近日,美国研究者发现,在动物饲料中添加抗生素会产生令人忧虑的效果:药物会刺激动物肠道内的病毒在肠道细菌间转移基因。如此一来,令肠道细菌对抗生素产生耐药性的基因就会被大量转移。科学家在专业期刊《微生物学》(Microbiology)上撰文警告称,激活这些病毒会导致耐药性在细菌间大幅扩散。
人们早就知道,如果给猪或家禽喂食抗生素,那么这些动物的肠道细菌会大量产生耐药性。而现在研究者发现,特定病毒在耐药性的扩散过程中发挥着重要作用。

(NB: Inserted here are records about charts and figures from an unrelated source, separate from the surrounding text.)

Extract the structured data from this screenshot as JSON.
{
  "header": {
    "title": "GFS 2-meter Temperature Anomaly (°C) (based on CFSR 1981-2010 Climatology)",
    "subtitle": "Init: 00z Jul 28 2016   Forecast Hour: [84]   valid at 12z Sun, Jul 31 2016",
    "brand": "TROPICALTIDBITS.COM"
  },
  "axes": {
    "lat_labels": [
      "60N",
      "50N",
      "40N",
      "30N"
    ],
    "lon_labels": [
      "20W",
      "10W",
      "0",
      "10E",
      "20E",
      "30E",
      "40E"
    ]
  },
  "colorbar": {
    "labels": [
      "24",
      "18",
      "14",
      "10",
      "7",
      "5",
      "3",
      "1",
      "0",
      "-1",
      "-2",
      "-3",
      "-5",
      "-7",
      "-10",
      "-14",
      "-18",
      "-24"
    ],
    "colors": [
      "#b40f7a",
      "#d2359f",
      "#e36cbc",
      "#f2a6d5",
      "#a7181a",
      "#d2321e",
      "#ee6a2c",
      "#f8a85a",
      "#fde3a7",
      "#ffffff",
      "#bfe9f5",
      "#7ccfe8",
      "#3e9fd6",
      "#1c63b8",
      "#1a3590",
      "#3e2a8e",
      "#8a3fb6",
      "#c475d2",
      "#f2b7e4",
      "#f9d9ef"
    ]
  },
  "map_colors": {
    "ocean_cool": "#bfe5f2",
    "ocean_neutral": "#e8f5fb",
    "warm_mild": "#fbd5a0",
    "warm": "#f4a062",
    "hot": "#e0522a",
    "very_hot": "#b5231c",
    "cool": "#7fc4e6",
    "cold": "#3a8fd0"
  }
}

大部分遗传信息并不是在细菌间直接传递的,而是借助于噬菌体。
噬菌体在休眠阶段只是细菌遗传物质中的一小段脱氧核糖核酸。然而,一旦受到刺激,它们就会突变成真正的病毒:这些病毒会在细菌细胞内爆炸性地复制,然后大量冲出细胞,最终冲入其他细菌细胞内,将遗传信息注入这些细菌的遗传物质。
研究者称,他们现在首次研究了抗生素对这种噬菌体的影响。研究表明,药物促进了病毒的激活过程。研究者发现,与未服用抗生素的猪相比,服用了抗生素的猪的肠道内被释放出的噬菌体要多得多。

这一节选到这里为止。